New protocol preserves critical answers when compressing audio for LALMs
Audio compression can silently ruin answers for key query families—here's how to prevent it.
New research from Amir Ivry tackles a hidden risk in deploying Large Audio Language Models (LALMs) like Qwen: audio compression, often used to reduce memory and latency, can silently destroy accuracy for specific, deployment-critical query families while aggregate performance looks fine. The paper, "Task-Aware Answer Preservation under Audio Compression for Large Audio Language Models," proposes a theoretical acceptance-rejection criterion for compressors based on worst-family answer error, not just average.
The author derives a practical sign-off protocol that returns compression budgets meeting worst-family error checks with statistical confidence. Evaluated on five multiple-choice audio QA benchmarks with two Qwen-based backbones, the protocol exposes that query-family partition choice can alter the approved budget and identifies regimes where query-conditioned compression improves preservation. This allows safer, more efficient audio model deployment without surprise failures on key tasks. The methodology bridges the gap between average-case metrics and real-world reliability, offering a principled way to set compression levels when specific accuracy thresholds per query type are non-negotiable.
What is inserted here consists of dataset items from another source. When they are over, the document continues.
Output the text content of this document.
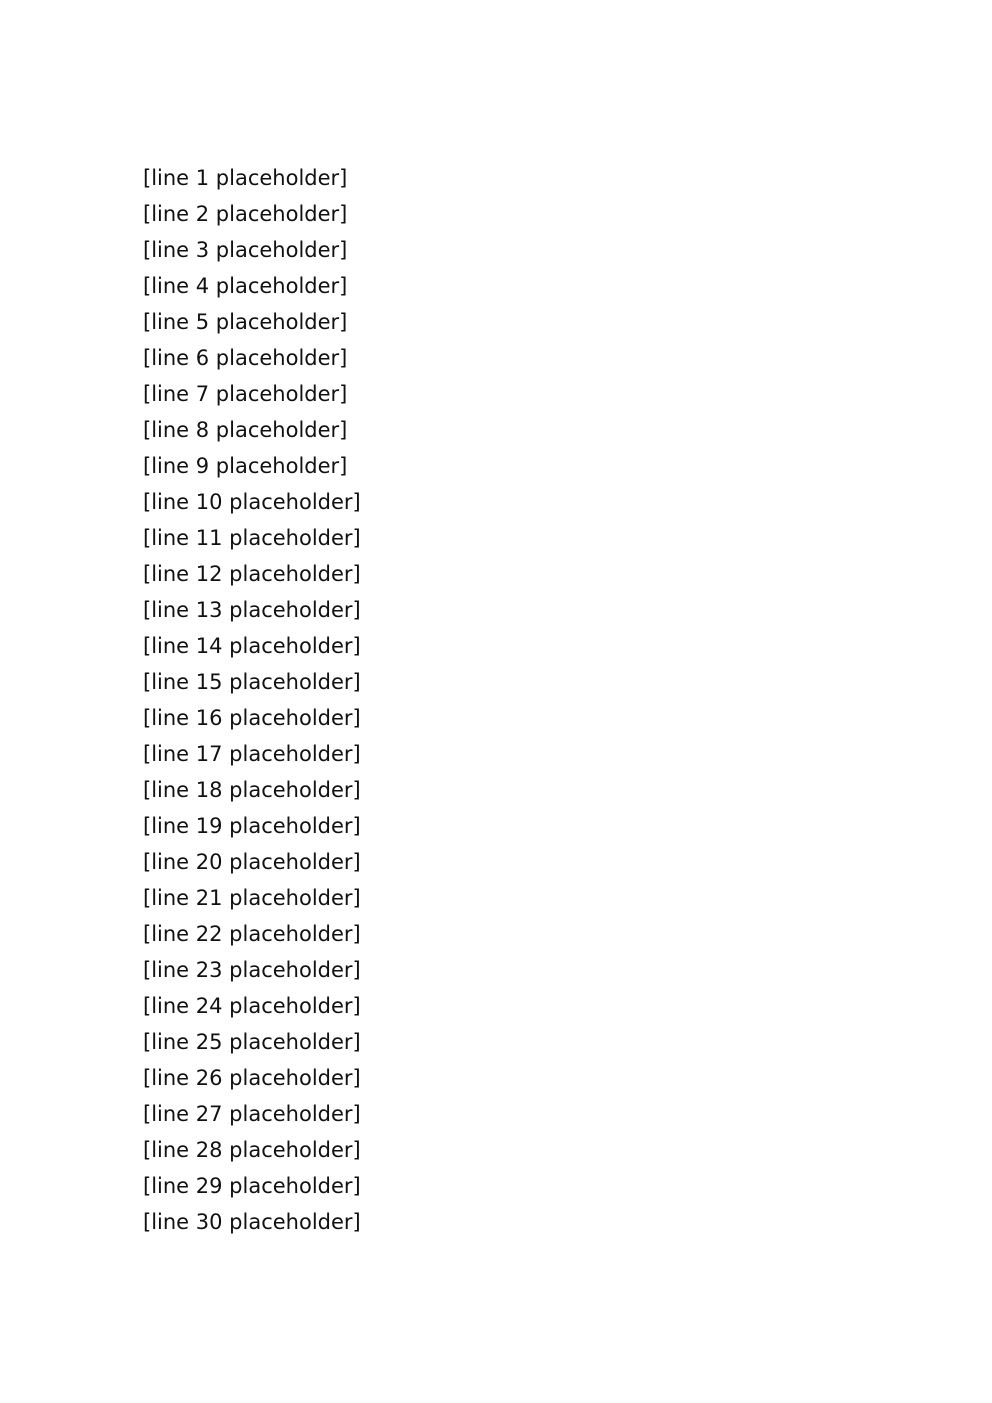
[line 1 placeholder]
[line 2 placeholder]
[line 3 placeholder]
[line 4 placeholder]
[line 5 placeholder]
[line 6 placeholder]
[line 7 placeholder]
[line 8 placeholder]
[line 9 placeholder]
[line 10 placeholder]
[line 11 placeholder]
[line 12 placeholder]
[line 13 placeholder]
[line 14 placeholder]
[line 15 placeholder]
[line 16 placeholder]
[line 17 placeholder]
[line 18 placeholder]
[line 19 placeholder]
[line 20 placeholder]
[line 21 placeholder]
[line 22 placeholder]
[line 23 placeholder]
[line 24 placeholder]
[line 25 placeholder]
[line 26 placeholder]
[line 27 placeholder]
[line 28 placeholder]
[line 29 placeholder]
[line 30 placeholder]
- Proposes a worst-family error criterion instead of average accuracy to judge audio compressors for LALMs
- Derives a statistical sign-off protocol that ensures compression budgets don't harm critical query families
- Evaluated on 5 benchmarks with 2 Qwen backbones, showing hidden damage and benefits of query-conditioned compression
Why It Matters
Ensures deployed large audio models don't fail silently on critical queries, improving reliability in real-world use.